Posted on 10 August 2012 by Trish Vignola

R.A. Dickey pitched a 6-1 gem against the Miami Marlins this afternoon. His complete game masterpiece was the 15th victory notch on his belt. He stopped Jose Reyes‘ 26-game hitting streak, which is kind of a conflict for me. As a Mets fan, who wouldn’t want to see Reyes get his comeuppance?

I’m not a sentimental idiot though. He was my first round fantasy draft pick. It seemed like such a good idea at the time.

Today ended a dreadful New York Mets’ nine-game home skid. ”That nine-game streak that was stopped today is more important than the 15 wins,” Dickey told the Associated Press (AP). Don’t worry, R.A. We didn’t like watching it either.

Dickey allowed five hits and struck out 10. It was the third straight spectacular outing for the knuckler, who is starting to make me wonder why his nickname isn’t “The Freak.” (Sorry, Tim Lincecum.) In his previous two starts, Dickey allowed only two earned runs combined.

Here’s my second conflict. I’m probably the most ardent Dickey fan (he’s on my roster as well). Nonetheless, I thought that his month long drought after the All-Star Break was the beginning of the end. Come on! We’re talking about the Mets here!

After that insane 12-1 start, he got played by Tony La Russa and his All Star politics. Coming out of the break, he was 2-2 in his next six starts. Now I am starting to think, could I have been wrong? As my fantasy baseball team slides down the tubes, is a New York Met actually not falling victim to Murphy’s Law (for once)?

Was last month actually an apparition?

Today’s weather in Flushing, Queens, was 89-degrees and hot. It was ideal weather for the fluttery pitch. Today marked the fourth complete game of the year for Dickey and eighth of his career. ”He’s got the feel for it back, again,” manager Terry Collins told the AP. ”All I can tell you is I hope the next eight starts are like this one.”

I’m sorry Terry. You can’t pitch him every day. Or can you?

Collins was prepared to ride his ace down the stretch. That’s right. Dickey is now considered the team’s ace. He wanted to go to Dickey on three days’ rest. However, that idea went out the window once the team essentially fell out of contention. The Mets have gone from 46-40 at the break to 54-58 after Thursday’s win.

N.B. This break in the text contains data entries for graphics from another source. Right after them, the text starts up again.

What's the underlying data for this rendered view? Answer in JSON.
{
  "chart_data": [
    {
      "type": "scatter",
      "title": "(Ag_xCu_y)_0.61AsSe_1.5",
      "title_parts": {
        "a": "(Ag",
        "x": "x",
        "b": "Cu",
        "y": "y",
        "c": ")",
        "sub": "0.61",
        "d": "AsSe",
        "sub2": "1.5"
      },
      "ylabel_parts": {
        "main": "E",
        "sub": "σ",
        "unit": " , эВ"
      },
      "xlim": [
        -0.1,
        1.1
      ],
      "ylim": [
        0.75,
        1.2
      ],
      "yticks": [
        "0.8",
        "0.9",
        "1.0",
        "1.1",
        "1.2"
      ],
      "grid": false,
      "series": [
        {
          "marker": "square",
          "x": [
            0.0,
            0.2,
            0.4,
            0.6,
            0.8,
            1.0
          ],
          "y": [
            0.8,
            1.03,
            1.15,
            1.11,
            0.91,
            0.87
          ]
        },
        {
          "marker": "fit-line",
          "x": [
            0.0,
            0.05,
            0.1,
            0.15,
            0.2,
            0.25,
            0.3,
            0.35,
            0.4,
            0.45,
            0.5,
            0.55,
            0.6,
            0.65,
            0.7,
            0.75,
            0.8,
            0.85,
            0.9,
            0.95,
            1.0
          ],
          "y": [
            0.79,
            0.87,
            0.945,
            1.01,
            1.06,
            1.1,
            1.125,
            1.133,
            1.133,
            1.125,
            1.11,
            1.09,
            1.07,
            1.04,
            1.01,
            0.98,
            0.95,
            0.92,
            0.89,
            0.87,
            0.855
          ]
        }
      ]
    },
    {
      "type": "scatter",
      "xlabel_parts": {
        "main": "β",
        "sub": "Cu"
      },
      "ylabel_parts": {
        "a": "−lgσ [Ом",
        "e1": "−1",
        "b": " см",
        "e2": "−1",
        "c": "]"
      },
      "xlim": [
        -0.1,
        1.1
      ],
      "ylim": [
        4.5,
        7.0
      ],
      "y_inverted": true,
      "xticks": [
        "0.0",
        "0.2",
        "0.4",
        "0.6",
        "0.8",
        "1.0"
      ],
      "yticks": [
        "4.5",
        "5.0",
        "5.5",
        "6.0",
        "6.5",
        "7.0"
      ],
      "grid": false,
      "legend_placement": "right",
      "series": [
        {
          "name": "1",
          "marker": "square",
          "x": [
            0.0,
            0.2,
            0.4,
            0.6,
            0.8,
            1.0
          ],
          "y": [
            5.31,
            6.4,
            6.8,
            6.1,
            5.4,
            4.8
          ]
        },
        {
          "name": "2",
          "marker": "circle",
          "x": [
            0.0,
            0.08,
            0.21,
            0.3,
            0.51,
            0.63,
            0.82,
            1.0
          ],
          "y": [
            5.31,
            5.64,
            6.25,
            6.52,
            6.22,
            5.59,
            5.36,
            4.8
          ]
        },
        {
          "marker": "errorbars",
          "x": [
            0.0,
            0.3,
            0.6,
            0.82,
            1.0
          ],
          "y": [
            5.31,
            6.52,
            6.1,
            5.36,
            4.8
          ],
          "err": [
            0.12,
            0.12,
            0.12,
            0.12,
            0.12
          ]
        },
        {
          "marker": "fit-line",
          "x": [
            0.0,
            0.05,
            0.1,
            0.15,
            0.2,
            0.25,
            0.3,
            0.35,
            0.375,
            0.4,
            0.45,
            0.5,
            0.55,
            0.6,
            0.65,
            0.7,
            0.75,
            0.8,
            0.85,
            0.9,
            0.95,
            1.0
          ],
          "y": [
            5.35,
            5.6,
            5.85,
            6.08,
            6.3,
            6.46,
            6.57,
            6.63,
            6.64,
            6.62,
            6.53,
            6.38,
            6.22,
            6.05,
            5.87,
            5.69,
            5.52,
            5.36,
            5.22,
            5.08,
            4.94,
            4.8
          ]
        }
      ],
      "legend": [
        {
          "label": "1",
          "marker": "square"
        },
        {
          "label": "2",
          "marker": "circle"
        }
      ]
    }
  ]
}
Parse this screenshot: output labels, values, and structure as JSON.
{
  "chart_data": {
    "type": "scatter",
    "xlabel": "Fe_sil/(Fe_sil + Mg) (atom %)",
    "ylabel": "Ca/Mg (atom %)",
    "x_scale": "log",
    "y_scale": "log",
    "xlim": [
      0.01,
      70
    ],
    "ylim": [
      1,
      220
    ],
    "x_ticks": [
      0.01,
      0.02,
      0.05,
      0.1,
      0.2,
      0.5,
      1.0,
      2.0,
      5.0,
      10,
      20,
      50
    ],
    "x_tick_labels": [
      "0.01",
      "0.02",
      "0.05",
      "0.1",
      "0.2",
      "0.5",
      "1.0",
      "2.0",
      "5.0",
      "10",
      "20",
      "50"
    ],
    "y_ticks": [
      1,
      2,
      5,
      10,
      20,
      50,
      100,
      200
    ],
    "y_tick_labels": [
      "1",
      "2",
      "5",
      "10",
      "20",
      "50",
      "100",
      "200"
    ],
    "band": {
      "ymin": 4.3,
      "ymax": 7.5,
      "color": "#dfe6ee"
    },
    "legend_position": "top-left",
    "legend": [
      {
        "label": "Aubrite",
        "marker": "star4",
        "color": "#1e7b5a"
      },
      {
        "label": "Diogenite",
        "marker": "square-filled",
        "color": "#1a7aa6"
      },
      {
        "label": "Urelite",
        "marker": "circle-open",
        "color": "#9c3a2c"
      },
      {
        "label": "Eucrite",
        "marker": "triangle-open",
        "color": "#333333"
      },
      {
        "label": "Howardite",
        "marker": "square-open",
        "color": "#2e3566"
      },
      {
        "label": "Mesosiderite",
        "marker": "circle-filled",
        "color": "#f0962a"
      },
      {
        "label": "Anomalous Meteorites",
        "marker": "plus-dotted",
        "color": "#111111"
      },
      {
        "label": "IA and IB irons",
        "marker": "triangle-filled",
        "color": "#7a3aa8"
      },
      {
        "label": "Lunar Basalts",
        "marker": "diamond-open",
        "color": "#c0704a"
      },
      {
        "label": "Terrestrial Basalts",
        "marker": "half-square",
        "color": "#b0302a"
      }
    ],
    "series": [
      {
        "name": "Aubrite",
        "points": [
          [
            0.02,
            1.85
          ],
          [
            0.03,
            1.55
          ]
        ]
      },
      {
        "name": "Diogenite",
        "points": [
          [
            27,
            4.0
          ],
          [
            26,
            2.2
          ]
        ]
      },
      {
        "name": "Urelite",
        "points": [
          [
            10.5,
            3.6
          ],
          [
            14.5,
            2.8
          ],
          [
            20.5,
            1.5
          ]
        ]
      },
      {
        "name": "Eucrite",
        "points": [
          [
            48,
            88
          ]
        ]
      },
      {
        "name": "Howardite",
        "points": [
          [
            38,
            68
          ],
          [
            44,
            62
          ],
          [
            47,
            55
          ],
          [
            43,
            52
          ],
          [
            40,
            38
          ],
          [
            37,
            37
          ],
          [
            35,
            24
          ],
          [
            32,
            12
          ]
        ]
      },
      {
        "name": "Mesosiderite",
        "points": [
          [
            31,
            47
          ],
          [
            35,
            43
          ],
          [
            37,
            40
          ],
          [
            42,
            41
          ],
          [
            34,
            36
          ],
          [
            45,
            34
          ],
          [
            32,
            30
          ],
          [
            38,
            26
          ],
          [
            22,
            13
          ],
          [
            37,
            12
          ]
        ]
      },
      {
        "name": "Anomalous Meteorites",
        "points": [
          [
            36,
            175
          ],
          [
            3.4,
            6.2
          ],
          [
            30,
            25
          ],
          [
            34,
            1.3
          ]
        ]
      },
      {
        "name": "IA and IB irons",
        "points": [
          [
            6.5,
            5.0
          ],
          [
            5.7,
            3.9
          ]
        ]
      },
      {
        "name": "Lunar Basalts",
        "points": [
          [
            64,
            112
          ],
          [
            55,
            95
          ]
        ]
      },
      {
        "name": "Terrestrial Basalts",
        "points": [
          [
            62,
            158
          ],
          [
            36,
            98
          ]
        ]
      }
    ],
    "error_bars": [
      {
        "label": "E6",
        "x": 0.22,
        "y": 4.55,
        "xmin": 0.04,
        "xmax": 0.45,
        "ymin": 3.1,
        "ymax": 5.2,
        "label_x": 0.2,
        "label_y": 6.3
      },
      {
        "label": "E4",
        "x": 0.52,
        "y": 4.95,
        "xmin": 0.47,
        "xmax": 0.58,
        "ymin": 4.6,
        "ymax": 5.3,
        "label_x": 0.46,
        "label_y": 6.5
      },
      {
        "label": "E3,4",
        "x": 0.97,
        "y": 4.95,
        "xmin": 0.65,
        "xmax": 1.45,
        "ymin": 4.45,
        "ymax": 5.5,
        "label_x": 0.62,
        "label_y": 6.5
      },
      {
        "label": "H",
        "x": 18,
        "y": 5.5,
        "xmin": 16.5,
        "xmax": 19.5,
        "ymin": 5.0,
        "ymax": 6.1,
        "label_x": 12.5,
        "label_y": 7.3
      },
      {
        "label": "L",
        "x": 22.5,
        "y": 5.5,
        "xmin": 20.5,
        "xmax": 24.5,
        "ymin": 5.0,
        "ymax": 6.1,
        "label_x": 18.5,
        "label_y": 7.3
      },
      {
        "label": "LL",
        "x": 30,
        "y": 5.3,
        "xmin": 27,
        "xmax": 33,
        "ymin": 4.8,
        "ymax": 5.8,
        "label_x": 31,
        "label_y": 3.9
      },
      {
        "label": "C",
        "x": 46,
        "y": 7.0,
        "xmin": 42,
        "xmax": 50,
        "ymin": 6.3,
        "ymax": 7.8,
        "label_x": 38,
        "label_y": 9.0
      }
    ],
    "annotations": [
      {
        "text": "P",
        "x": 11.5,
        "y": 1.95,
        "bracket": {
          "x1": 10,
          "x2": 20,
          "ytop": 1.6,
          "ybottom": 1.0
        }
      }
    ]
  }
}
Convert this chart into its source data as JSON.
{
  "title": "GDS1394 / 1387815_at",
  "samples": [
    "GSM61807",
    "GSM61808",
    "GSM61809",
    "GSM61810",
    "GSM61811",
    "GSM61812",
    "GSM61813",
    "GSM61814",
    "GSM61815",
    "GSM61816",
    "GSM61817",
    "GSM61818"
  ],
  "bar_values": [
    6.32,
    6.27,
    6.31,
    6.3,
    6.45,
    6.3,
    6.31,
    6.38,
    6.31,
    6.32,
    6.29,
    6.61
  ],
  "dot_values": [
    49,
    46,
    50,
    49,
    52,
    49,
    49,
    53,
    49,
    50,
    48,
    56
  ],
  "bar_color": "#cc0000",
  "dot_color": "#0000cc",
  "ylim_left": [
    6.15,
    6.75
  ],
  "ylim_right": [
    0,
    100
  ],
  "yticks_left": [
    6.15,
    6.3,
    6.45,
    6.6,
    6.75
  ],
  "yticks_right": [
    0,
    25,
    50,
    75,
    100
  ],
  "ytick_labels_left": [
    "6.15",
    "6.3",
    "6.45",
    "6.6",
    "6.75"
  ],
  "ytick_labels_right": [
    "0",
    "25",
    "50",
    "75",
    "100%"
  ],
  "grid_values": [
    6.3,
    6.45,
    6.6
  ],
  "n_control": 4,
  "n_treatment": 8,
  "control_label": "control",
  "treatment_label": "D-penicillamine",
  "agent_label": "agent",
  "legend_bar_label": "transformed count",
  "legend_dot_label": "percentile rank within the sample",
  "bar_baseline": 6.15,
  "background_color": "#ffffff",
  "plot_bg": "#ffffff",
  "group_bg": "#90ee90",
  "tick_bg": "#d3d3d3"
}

Justin Ruggiano homered off Dickey in the fourth to tie it 1-all. Take away that and the Marlins have had little success against a pitcher, whose story makes “The Rookie” look pedestrian. Jose Reyes went 0 for 4. He twice stranded runners on third base and ending the longest hitting streak of his career.

I don’t even want to look at my team’s stats tonight.

Regarding today’s game, the holder of the best hitting streak in the majors this season could only mutter, ”Nothing close, nothing close.” Reyes took his bafflement into the field apparently. He lost a popup in the sun allowing the struggling Andres Torres to drive in the go-ahead run.

Torres homered off Josh Johnson in the sixth and got an RBI triple in the eighth after umpires went to replay to review whether the ball had left the park. If Torres has truly got his groove back and Dickey continues driving the National League to distraction, the last month and a half of the season is going to look far more palatable for the Mets.